Per evitarlo il governo potrebbe quindi ripensarci, ma a patto di stabilire fin d’ora una data certa entro la quale fare cessare questa anomalia italiana
Insomma dovrebbe consentire un proroga dei finanziamenti ma solo per dare il tempo a chi ha a cuore l’informazione in Italia e anche la sopravvivenza del giornalismo di convocare gli stati generali del settore e in quella sede trovare una soluzione per il futuro.

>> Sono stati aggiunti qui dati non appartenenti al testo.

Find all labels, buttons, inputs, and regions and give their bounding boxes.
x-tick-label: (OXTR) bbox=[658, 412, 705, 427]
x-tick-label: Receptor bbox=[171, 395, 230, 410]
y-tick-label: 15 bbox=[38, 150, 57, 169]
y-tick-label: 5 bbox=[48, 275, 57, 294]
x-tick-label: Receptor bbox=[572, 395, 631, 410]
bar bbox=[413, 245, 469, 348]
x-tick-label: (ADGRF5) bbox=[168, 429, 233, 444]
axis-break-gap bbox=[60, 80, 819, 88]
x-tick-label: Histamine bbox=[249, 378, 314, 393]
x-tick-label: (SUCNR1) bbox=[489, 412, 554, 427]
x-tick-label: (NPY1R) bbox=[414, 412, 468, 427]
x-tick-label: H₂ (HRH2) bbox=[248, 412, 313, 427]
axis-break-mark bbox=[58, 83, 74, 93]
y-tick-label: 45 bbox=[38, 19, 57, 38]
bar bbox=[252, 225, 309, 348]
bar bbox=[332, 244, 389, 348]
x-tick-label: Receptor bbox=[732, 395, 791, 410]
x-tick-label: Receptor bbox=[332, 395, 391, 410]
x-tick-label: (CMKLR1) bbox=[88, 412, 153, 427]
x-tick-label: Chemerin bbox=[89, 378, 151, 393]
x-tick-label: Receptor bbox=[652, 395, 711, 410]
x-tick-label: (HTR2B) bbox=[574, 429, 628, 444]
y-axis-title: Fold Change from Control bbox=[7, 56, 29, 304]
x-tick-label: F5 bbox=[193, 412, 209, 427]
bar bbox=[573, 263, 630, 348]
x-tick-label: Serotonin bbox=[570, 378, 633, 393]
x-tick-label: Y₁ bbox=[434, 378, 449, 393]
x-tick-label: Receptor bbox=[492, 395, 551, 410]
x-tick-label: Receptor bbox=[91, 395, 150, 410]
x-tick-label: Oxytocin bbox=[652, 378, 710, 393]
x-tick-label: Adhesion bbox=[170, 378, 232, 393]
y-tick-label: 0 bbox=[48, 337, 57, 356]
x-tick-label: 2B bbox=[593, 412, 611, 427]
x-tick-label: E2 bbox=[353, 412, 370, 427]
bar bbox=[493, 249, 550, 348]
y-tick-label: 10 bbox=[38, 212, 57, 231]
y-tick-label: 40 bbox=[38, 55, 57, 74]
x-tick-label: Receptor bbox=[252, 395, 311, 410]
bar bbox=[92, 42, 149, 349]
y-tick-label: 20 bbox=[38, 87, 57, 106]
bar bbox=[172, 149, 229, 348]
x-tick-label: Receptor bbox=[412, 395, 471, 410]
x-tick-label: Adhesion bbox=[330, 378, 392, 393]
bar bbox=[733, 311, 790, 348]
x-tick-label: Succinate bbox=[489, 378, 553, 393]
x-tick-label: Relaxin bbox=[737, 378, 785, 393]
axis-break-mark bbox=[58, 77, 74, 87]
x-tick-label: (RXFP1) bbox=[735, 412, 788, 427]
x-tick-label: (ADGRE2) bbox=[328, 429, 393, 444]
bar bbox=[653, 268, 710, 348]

Camminare sulle proprie gambe per l’informazione in Italia non è mai stato facile e meno che mai lo è ora. Ma è indispensabile riuscirci, se non si vuole continuare a mantenere una casta il cui accesso è riservato agli amici degli amici, o sottostare all’arbitrio e agli interessi del sistema politico che amministra i finanziamenti pubblici
I giornalisti, come contropartita per avere accettato le regole della concorrenza, dovrebbero chiedere allo Stato di mettere a loro disposizione gli strumenti indispensabili per ottenere un effettivo accesso al mercato e cioè: formazione, mezzi di produzione, distribuzione e pubblicità.
Poi a fare la differenza dovrebbe essere la qualità.